O vasto território russo conseguiu
derrotar dois grandes estrategistas, estadistas expansionistas europeus do
mundo contemporâneo, a saber, Napoleão Bonaparte no século XIX e Adolf Hitler
no século XX. Ambos não foram páreos ao conhecimento dos próprios russos de seu
território e de seu clima, fazendo com que aqueles que se aventuram à uma
guerra com a Rússia, que se exigem a invasão do território, façam-se sempre com
extrema cautela, ou mesmo evitando o conflito direto.
Toda guerra pode ser vista como
resultado natural do desejo humano primordial de preservar a si mesmo, como
pensaria o inglês Thomas Hobbes. A harmonia social criada só pode ser
sustentada com a força do Soberano, no caso dos Estados, o próprio. Em uma
relação entre os Estados, não entre os indivíduos, fica necessário também
instituir um limite da ação destes, para que não se destruam e não reflitam um
estado natural de guerra de todos contra todos.
No caso dos Estados, sua soberania é
sua força, sua capacidade de autodeterminação e autosegurança diante dos
demais. É preciso reconhecer que uma guerra entre Estados soberanos não é a
melhor escolha, portanto, a criação de uma harmonia sobre a constante tensão, é
necessária, porém complicada, cabendo então a questão: a quem recorrer quando se sentir lesado? Daí a criação de entidades
supraestatais e internacionais como a ONU para assegurar uma paz mundial e uma
harmonia entre os Estados, não precisando estes recorrer a guerras para
resolver seus problemas.
Quando em 2014 a Crimeia passou
novamente a viver uma tensão interna, a maior parte de sua população de origem
russa não se identificando com o governo interino ucraniano, com a ajuda da
Rússia, contra a própria ONU, resolveu através de um referendo voltar a ser
território partícipe da Federação Russa tornou novamente latente o conflito
entre Estados, demonstrando a fragilidade da paz criada e a iminência de uma
nova guerra não só em território europeu, mas englobando todos os outros
continentes, pelas ligações políticas, ideológicas e econômicas existentes.

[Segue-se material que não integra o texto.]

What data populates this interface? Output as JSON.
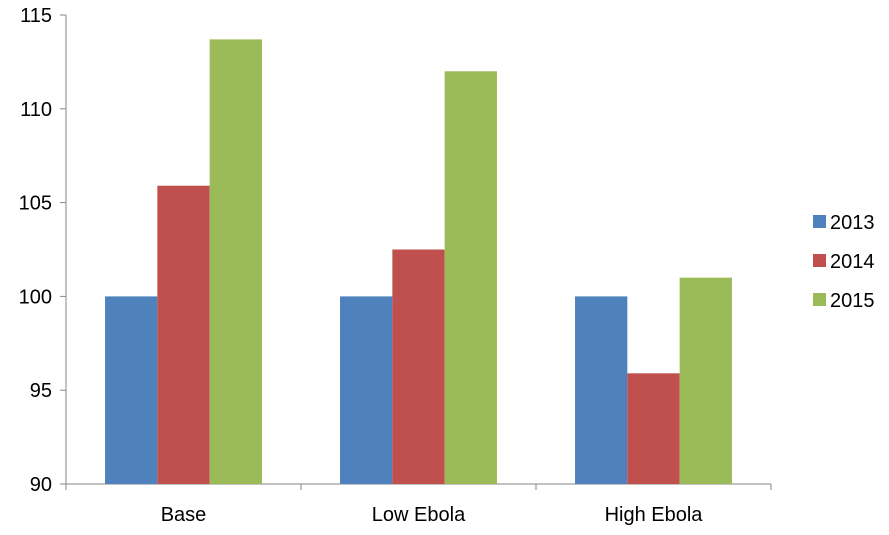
{
  "chart_data": {
    "type": "bar",
    "title": "",
    "xlabel": "",
    "ylabel": "",
    "categories": [
      "Base",
      "Low Ebola",
      "High Ebola"
    ],
    "series": [
      {
        "name": "2013",
        "color": "#4F81BD",
        "values": [
          100,
          100,
          100
        ]
      },
      {
        "name": "2014",
        "color": "#C0504D",
        "values": [
          105.9,
          102.5,
          95.9
        ]
      },
      {
        "name": "2015",
        "color": "#9BBB59",
        "values": [
          113.7,
          112.0,
          101.0
        ]
      }
    ],
    "ylim": [
      90,
      115
    ],
    "yticks": [
      "90",
      "95",
      "100",
      "105",
      "110",
      "115"
    ],
    "grid": false,
    "legend_position": "right"
  }
}
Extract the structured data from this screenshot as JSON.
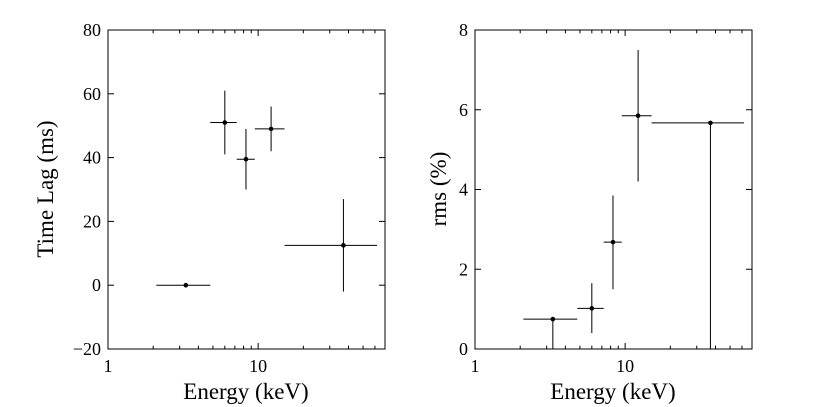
{
  "chart_data": [
    {
      "type": "scatter",
      "title": "",
      "xlabel": "Energy (keV)",
      "ylabel": "Time Lag (ms)",
      "xscale": "log",
      "xlim": [
        1,
        70
      ],
      "ylim": [
        -20,
        80
      ],
      "grid": false,
      "x_ticks": [
        1,
        10
      ],
      "x_tick_labels": [
        "1",
        "10"
      ],
      "y_ticks": [
        -20,
        0,
        20,
        40,
        60,
        80
      ],
      "y_tick_labels": [
        "−20",
        "0",
        "20",
        "40",
        "60",
        "80"
      ],
      "points": [
        {
          "x": 3.3,
          "y": 0,
          "x_lo": 2.1,
          "x_hi": 4.8,
          "y_lo": 0,
          "y_hi": 0
        },
        {
          "x": 6.0,
          "y": 51,
          "x_lo": 4.8,
          "x_hi": 7.2,
          "y_lo": 41,
          "y_hi": 61
        },
        {
          "x": 8.3,
          "y": 39.5,
          "x_lo": 7.2,
          "x_hi": 9.5,
          "y_lo": 30,
          "y_hi": 49
        },
        {
          "x": 12.2,
          "y": 49,
          "x_lo": 9.5,
          "x_hi": 15.0,
          "y_lo": 42,
          "y_hi": 56
        },
        {
          "x": 37,
          "y": 12.5,
          "x_lo": 15.0,
          "x_hi": 62,
          "y_lo": -2,
          "y_hi": 27
        }
      ]
    },
    {
      "type": "scatter",
      "title": "",
      "xlabel": "Energy (keV)",
      "ylabel": "rms (%)",
      "xscale": "log",
      "xlim": [
        1,
        70
      ],
      "ylim": [
        0,
        8
      ],
      "grid": false,
      "x_ticks": [
        1,
        10
      ],
      "x_tick_labels": [
        "1",
        "10"
      ],
      "y_ticks": [
        0,
        2,
        4,
        6,
        8
      ],
      "y_tick_labels": [
        "0",
        "2",
        "4",
        "6",
        "8"
      ],
      "points": [
        {
          "x": 3.3,
          "y": 0.75,
          "x_lo": 2.1,
          "x_hi": 4.8,
          "y_lo": 0,
          "y_hi": 0.75
        },
        {
          "x": 6.0,
          "y": 1.02,
          "x_lo": 4.8,
          "x_hi": 7.2,
          "y_lo": 0.4,
          "y_hi": 1.65
        },
        {
          "x": 8.3,
          "y": 2.68,
          "x_lo": 7.2,
          "x_hi": 9.5,
          "y_lo": 1.5,
          "y_hi": 3.85
        },
        {
          "x": 12.2,
          "y": 5.85,
          "x_lo": 9.5,
          "x_hi": 15.0,
          "y_lo": 4.2,
          "y_hi": 7.5
        },
        {
          "x": 37,
          "y": 5.67,
          "x_lo": 15.0,
          "x_hi": 62,
          "y_lo": 0,
          "y_hi": 5.67
        }
      ]
    }
  ]
}
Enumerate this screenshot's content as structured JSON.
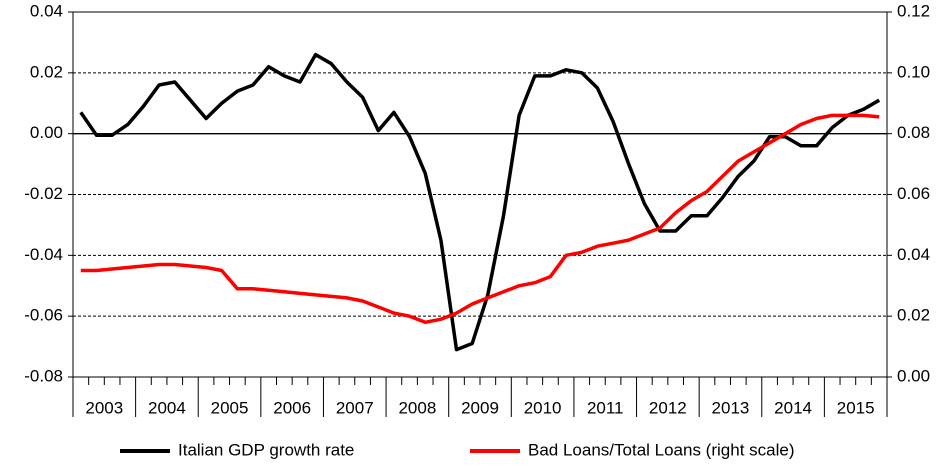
{
  "chart_data": {
    "type": "line",
    "categories": [
      "2003",
      null,
      null,
      null,
      "2004",
      null,
      null,
      null,
      "2005",
      null,
      null,
      null,
      "2006",
      null,
      null,
      null,
      "2007",
      null,
      null,
      null,
      "2008",
      null,
      null,
      null,
      "2009",
      null,
      null,
      null,
      "2010",
      null,
      null,
      null,
      "2011",
      null,
      null,
      null,
      "2012",
      null,
      null,
      null,
      "2013",
      null,
      null,
      null,
      "2014",
      null,
      null,
      null,
      "2015",
      null,
      null,
      null
    ],
    "series": [
      {
        "name": "Italian GDP growth rate",
        "color": "#000000",
        "axis": "y",
        "values": [
          0.007,
          -0.0005,
          -0.0005,
          0.003,
          0.009,
          0.016,
          0.017,
          0.011,
          0.005,
          0.01,
          0.014,
          0.016,
          0.022,
          0.019,
          0.017,
          0.026,
          0.023,
          0.017,
          0.012,
          0.001,
          0.007,
          -0.001,
          -0.013,
          -0.035,
          -0.071,
          -0.069,
          -0.053,
          -0.027,
          0.006,
          0.019,
          0.019,
          0.021,
          0.02,
          0.015,
          0.004,
          -0.01,
          -0.023,
          -0.032,
          -0.032,
          -0.027,
          -0.027,
          -0.021,
          -0.014,
          -0.009,
          -0.001,
          -0.001,
          -0.004,
          -0.004,
          0.002,
          0.006,
          0.008,
          0.011
        ]
      },
      {
        "name": "Bad Loans/Total Loans (right scale)",
        "color": "#ff0000",
        "axis": "y2",
        "values": [
          0.035,
          0.035,
          0.0355,
          0.036,
          0.0365,
          0.037,
          0.037,
          0.0365,
          0.036,
          0.035,
          0.029,
          0.029,
          0.0285,
          0.028,
          0.0275,
          0.027,
          0.0265,
          0.026,
          0.025,
          0.023,
          0.021,
          0.02,
          0.018,
          0.019,
          0.021,
          0.024,
          0.026,
          0.028,
          0.03,
          0.031,
          0.033,
          0.04,
          0.041,
          0.043,
          0.044,
          0.045,
          0.047,
          0.049,
          0.054,
          0.058,
          0.061,
          0.066,
          0.071,
          0.074,
          0.077,
          0.08,
          0.083,
          0.085,
          0.086,
          0.086,
          0.086,
          0.0855
        ]
      }
    ],
    "ylim": [
      -0.08,
      0.04
    ],
    "yticks": [
      -0.08,
      -0.06,
      -0.04,
      -0.02,
      {
        "value": 0,
        "label": "0.00"
      },
      0.02,
      0.04
    ],
    "y2lim": [
      0,
      0.12
    ],
    "y2ticks": [
      {
        "value": 0,
        "label": "0.00"
      },
      0.02,
      0.04,
      0.06,
      0.08,
      {
        "value": 0.1,
        "label": "0.10"
      },
      0.12
    ],
    "grid": true,
    "legend": "bottom"
  }
}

O que está em jogo não é mais
somente a velha utopia comunista que ameaça o mundo capitalista e liberal, como
segundo o historiador Edward H. Carr nos disse, é preciso reconhecer que toda
ação política é um misto entre utopia e realidade, e a realidade é bem mais
fluida, mesmo que de mais fácil análise por suas regras objetivas, do que a
pura e ingênua utopia. O que move as ações dos Estados é o desejo de manter-se,
necessitando uma sabedoria política para tal, sendo esta sabedoria um
equilíbrio entre a idealização do que se quer e a realização das
possibilidades.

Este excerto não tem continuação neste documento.